Mar 1, 2018 2:00 AM

UK police are using AI to inform custodial decisions – but it could be discriminating against the poor

Durham Constabulary, which has been testing its HART algorithm since 2017, recently made changes to avoid reinforcing human biases against people living in certain areas

iStock / Maxchered

An algorithm designed to help UK police make custody decisions has been altered amid concerns that it could discriminate against people from poorer areas. A review of its operation also found large discrepancies between human predictions and those made by the system.

For the last five years Durham Constabulary and computer science academics have been developing the Harm Assessment Risk Tool (HART). The artificial intelligence system is designed to predict whether suspects are at a low, moderate or high risk of committing further crimes in a two years period.

The algorithm is one of the first to be used by police forces in the UK. It does not decide whether suspects should be kept in custody but is intended to help police officers pick if a person should be referred to a rehabilitation programme called Checkpoint. The scheme is designed to intervene in proceedings rather than push people through the UK's court system.

HART uses data from 34 different categories – covering a person's age, gender and offending history – to rate people as a low, moderate or high risk. Within these data categories is postcode information. The police force is now removing the primary postcode field, which includes the first four digits of Durham postcodes from the AI system. "HART is currently being refreshed with more recent data, and with an aim of removing one of the two postcode predictors," a draft academic paper, published in September 2017, reviewing the use of the algorithm reads. The paper was co-authored by one member of the police force.

"I have a concern about the primary postcode predictor being in there," says Andrew Wooff, a criminology lecturer at Edinburgh Napier University, who specialises in the criminal justice system. Wooff adds that including location and socio-demographic data can reinforce existing biases in policing decisions and the judicial system. "You could see a situation where you are amplifying existing patterns of offending, if the police are responding to forecasts of high risk postcode areas."

The academic paper, the first review of HART to be published, states that postcode data could be related to "community deprivation". A person's "residence may be a relevant factor because of the aims of the intervention," the paper continues. If the postcode data is relied upon for building future models of reoffending then it could draw more attention to the neighbourhoods. "It is these predictors that are used to build the model – as opposed to the model itself – that are of central concern," the paper states.

The paper also highlights a "clear difference of opinion between human an algorithmic forecasts". During initial trials of the algorithm, members of the police force were asked to mimic its outcomes by predicting whether a person would be of a low, moderate or high risk of reoffending. Almost two-thirds of the time (63.5 per cent) police officers ranked offenders in the moderate category. "The model and officers agree online 56.2 per cent of the time," the paper explains.

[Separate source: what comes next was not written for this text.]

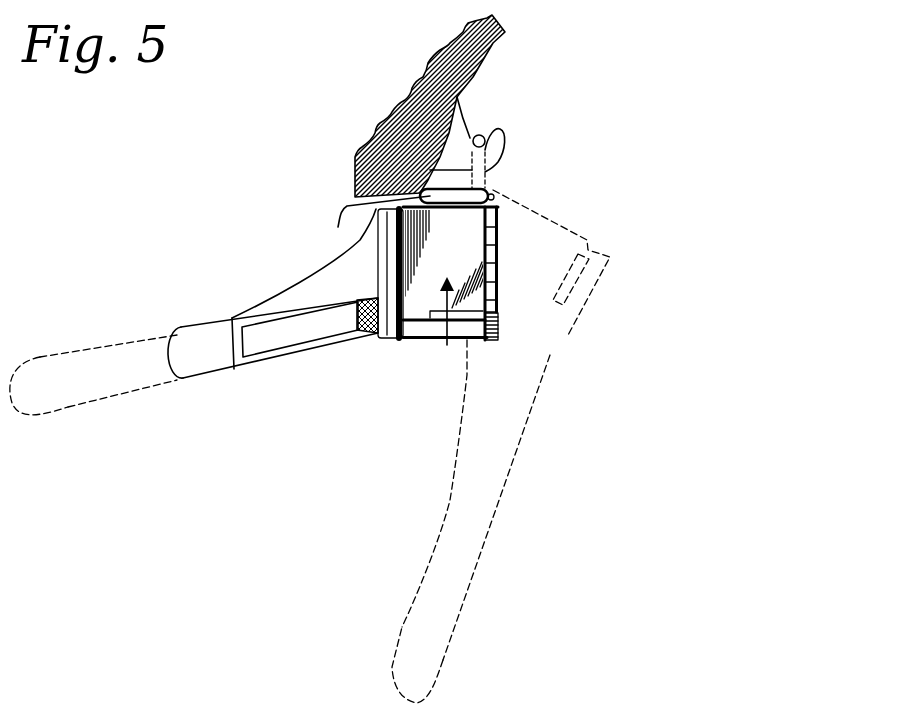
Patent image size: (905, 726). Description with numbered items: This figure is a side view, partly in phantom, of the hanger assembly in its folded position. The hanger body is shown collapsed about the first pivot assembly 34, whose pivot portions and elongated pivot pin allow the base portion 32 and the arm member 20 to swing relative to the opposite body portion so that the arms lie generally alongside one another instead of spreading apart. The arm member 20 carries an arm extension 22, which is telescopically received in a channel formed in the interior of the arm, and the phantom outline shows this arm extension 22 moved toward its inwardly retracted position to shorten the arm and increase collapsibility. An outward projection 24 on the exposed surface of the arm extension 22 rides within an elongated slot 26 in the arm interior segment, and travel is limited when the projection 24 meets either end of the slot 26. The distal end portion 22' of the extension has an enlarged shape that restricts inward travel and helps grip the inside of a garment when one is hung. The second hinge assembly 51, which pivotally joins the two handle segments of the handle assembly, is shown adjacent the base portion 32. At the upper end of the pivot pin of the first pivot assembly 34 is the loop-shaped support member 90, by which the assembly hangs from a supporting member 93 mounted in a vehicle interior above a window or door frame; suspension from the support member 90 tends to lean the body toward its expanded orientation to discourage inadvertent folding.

WIRED contacted Durham Constabulary with questions about its alterations to the algorithm but had not received a response at the time of publication.

Inside HART

"You are being invited to take part in a research study," a script read by police officers in Durham says. The study may "change your life forever", officers are told to say, and the person charged with an offence will not receive a criminal conviction if they complete the study.

The Checkpoint programme is an experiment being run by Durham Constabulary and Cambridge University. Its aim is to reduce reoffending by dealing with why a person has committed a crime – drug or alcohol abuse, homelessness, or mental health are listed as areas where help can be provided.

And it's Checkpoint that the HART algorithm feeds into. People who are classed as having a "moderate" chance of committing another crime can be offered inclusion in the programme. If they're judged to be a high or low risk, they cannot be included.

"People's lives are already being affected by the status quo," says Jennifer Doleac a professor of public policy and economics at the University of Virginia. "But is there a better way to do this that could lead to more just outcomes and get us closer to social goals than other practices?" Checkpoint was given an award by the charity the Howard League for Penal Reform which commended it for trying to keep people out of the criminal justice system.

HART is a machine learning system that uses the R programming language and makes decisions through random forests, a way of making predictions based on a series of different outcomes.

Every decision HART comes to is based on historical data: it looks at previous information and predicts future outcomes. In the first model of HART, Durham Constabulary gave the system the details of 104,000 custody events from 2008-2012. From here it used 34 predictors – including the location data – to create a prediction about each person. All conclusions reached by HART are based on 509 votes by the system (a vote is either, low, moderate or high).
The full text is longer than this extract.